Bafana Bafana belongs to the people


The South African Football Association (SAFA) is investigating a name change for Bafana Bafana. While a lot of talk and opinion is being bandied about regarding the colloquial context of the name, SAFA is on record as to why it is planning to throw out the name three Sowetan sports writers coined in the early 1990s and adopted by the nation. It’s about money, plain and simple.

The trio tasked with bulging SAFA’s pockets even further investigating a name change to the benefit of the team and the country consists of SAFA president Kirsten Nematandani, vice-president Danny Jordaan and chairman of the referees committee Alpha Mchunu.

Jordaan recently told the Financial Mail that “The NEC [of SAFA] decided we should look at what the legal impediments are to maximising revenue opportunities from licensing and merchandising. This could include us considering an alternative name. Our job is to do an objective evaluation.”

SAFA owns 50.1% of Slam, the company that owns merchandising rights to Bafana’s name. A local businessman owns the other 49.9% through his company Stanton Woodrush – apparently after it registered the trademark for Bafana Bafana on clothing well before SAFA thought of doing so. The joint venture combined SAFA’s and Stanton Woodrush’s rights into a single company.

Having made a super profit after South Africa’s hosting of the 2010 FIFA World Cup, the countries’ sports administrators seem to have soured on sharing the spoils.

Nobody has ever betted on the administrative competence of SAFA and last week journalists Bareng-Batho Kortjaas and Kgomotso Mokoena suggested on Times Live that, before the creation of Slam, SAFA had not bothered with merchandising.

The Times Live story also claims that Stanton Woodrush had approached SAFA last year to sell its share in Slam back to SAFA. Having done well out of the world cup and foreseeing that the company might well be worth as much now as it ever will in the medium term, coupled with growls from Parliament about the Slam deal, this would make perfect sense. SAFA apparently failed to respond to the offer.

Rebranding a national team, especially after their brand recognition has gone global as happened during the world cup, is an expensive exercise, not to mention a controversial one. If SAFA can acquire the remainder of Slam at a fair price, it should take the deal. A fair deal would compensate Stanton Woodrush for its contribution to building the merchandising business and would probably be less costly, financially and politically, than finding a name all South Africans can relate to and which will be enthusiastically adopted by SA soccer lovers.
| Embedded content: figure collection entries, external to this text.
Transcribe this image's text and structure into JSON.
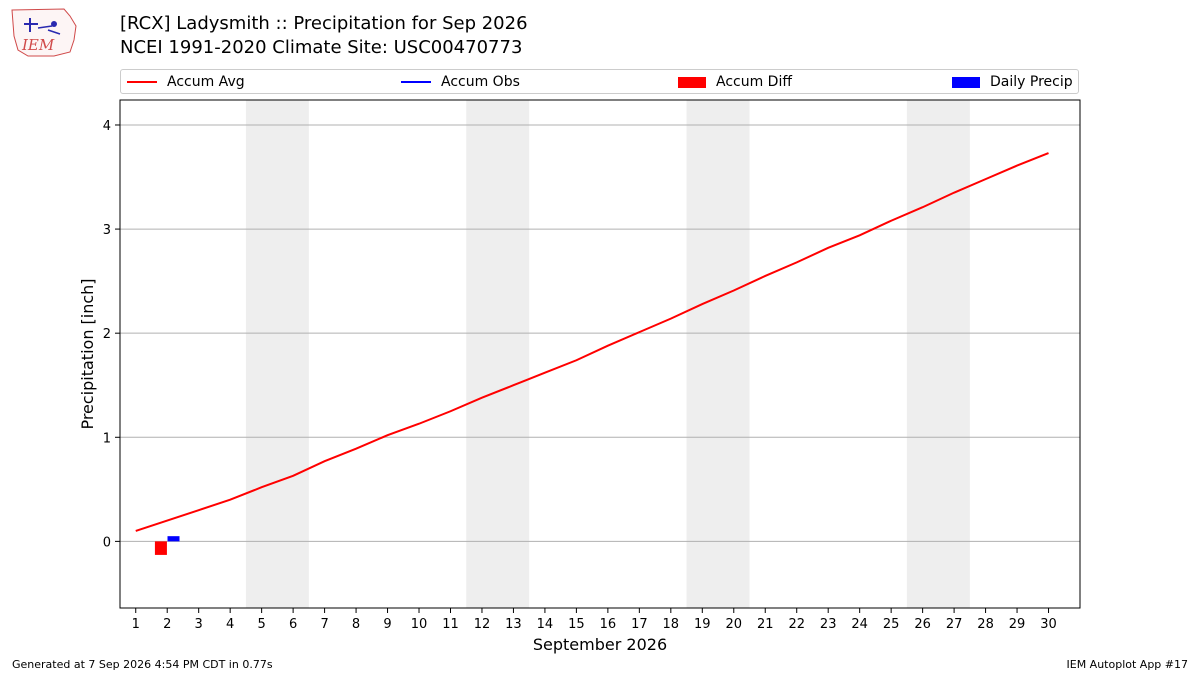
{
  "header": {
    "title": "[RCX] Ladysmith :: Precipitation for Sep 2026",
    "subtitle": "NCEI 1991-2020 Climate Site: USC00470773",
    "logo_text": "IEM"
  },
  "legend": [
    {
      "label": "Accum Avg",
      "kind": "line",
      "color": "#ff0000"
    },
    {
      "label": "Accum Obs",
      "kind": "line",
      "color": "#0000ff"
    },
    {
      "label": "Accum Diff",
      "kind": "box",
      "color": "#ff0000"
    },
    {
      "label": "Daily Precip",
      "kind": "box",
      "color": "#0000ff"
    }
  ],
  "footer": {
    "left": "Generated at 7 Sep 2026 4:54 PM CDT in 0.77s",
    "right": "IEM Autoplot App #17"
  },
  "chart_data": {
    "type": "line",
    "xlabel": "September 2026",
    "ylabel": "Precipitation [inch]",
    "xlim": [
      0.5,
      31
    ],
    "ylim": [
      -0.64,
      4.24
    ],
    "yticks": [
      0,
      1,
      2,
      3,
      4
    ],
    "x": [
      1,
      2,
      3,
      4,
      5,
      6,
      7,
      8,
      9,
      10,
      11,
      12,
      13,
      14,
      15,
      16,
      17,
      18,
      19,
      20,
      21,
      22,
      23,
      24,
      25,
      26,
      27,
      28,
      29,
      30
    ],
    "grid": "horizontal",
    "weekend_shading": [
      [
        4.5,
        6.5
      ],
      [
        11.5,
        13.5
      ],
      [
        18.5,
        20.5
      ],
      [
        25.5,
        27.5
      ]
    ],
    "series": [
      {
        "name": "Accum Avg",
        "type": "line",
        "color": "#ff0000",
        "values": [
          0.1,
          0.2,
          0.3,
          0.4,
          0.52,
          0.63,
          0.77,
          0.89,
          1.02,
          1.13,
          1.25,
          1.38,
          1.5,
          1.62,
          1.74,
          1.88,
          2.01,
          2.14,
          2.28,
          2.41,
          2.55,
          2.68,
          2.82,
          2.94,
          3.08,
          3.21,
          3.35,
          3.48,
          3.61,
          3.73
        ]
      },
      {
        "name": "Accum Diff",
        "type": "bar",
        "color": "#ff0000",
        "x": [
          1.8
        ],
        "values": [
          -0.13
        ]
      },
      {
        "name": "Daily Precip",
        "type": "bar",
        "color": "#0000ff",
        "x": [
          2.2
        ],
        "values": [
          0.05
        ]
      }
    ]
  }
}
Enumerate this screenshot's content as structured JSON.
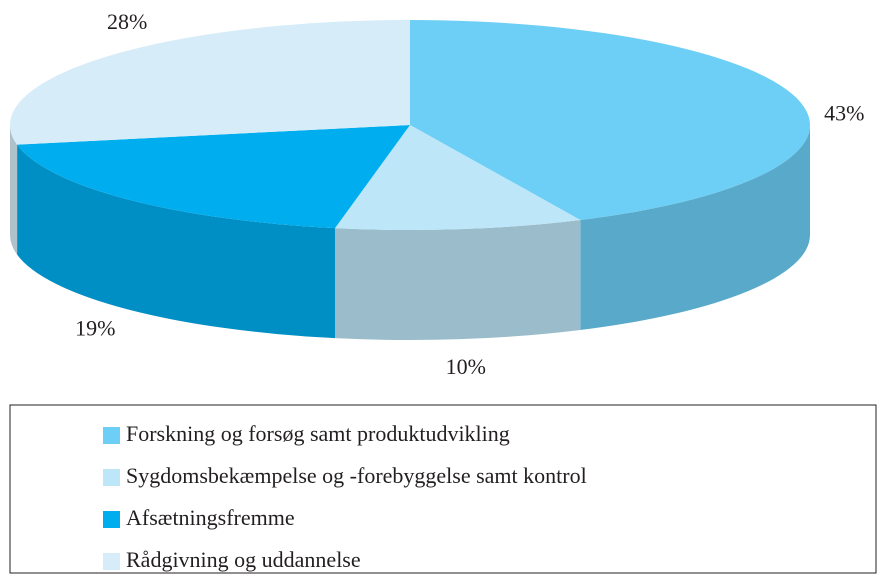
{
  "chart_data": {
    "type": "pie3d",
    "categories": [
      "Forskning og forsøg samt produktudvikling",
      "Sygdomsbekæmpelse og -forebyggelse samt kontrol",
      "Afsætningsfremme",
      "Rådgivning og uddannelse"
    ],
    "values": [
      43,
      10,
      19,
      28
    ],
    "value_labels": [
      "43%",
      "10%",
      "19%",
      "28%"
    ],
    "colors": [
      "#6dcff6",
      "#bde6f8",
      "#00aeef",
      "#d6ecf9"
    ],
    "legend": "bottom"
  }
}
Clint Roper, the editor of local soccer bible Soccer Laduma, says 67% of his readers voted “No” in a poll asking whether Bafana Bafana’s name should be changed. Roper, and his readers it seems, doesn’t see money as sufficient reason to tamper with a national treasure.

The name Bafana Bafana is loved by the nation and nobody screaming the name at the top of their lungs during a game would consider it derogatory, argues Roper. Roper asks the right question when he says: “Would they have changed the name if they owned all the merchandising rights?” The answer is almost certainly “No.”

The possibility of a name change for Bafana Bafana hasn’t hit home yet, and SAFA will face a backlash from the nation should they proceed, warns Roper.

Irvin Khoza, the chairman of Orlando Pirates Football Club, is quoted in City Press as saying, “There is so much brand value, essence and emotion involved with the Bafana name. Doing away with it won’t be worth it. There is a need to engage with the people involved and if they come up with a reasonable fee, then pay it.”

It seems like sound advice SAFA would do well to take note of. Bafana Bafana belongs to the people. SAFA are merely its administrators.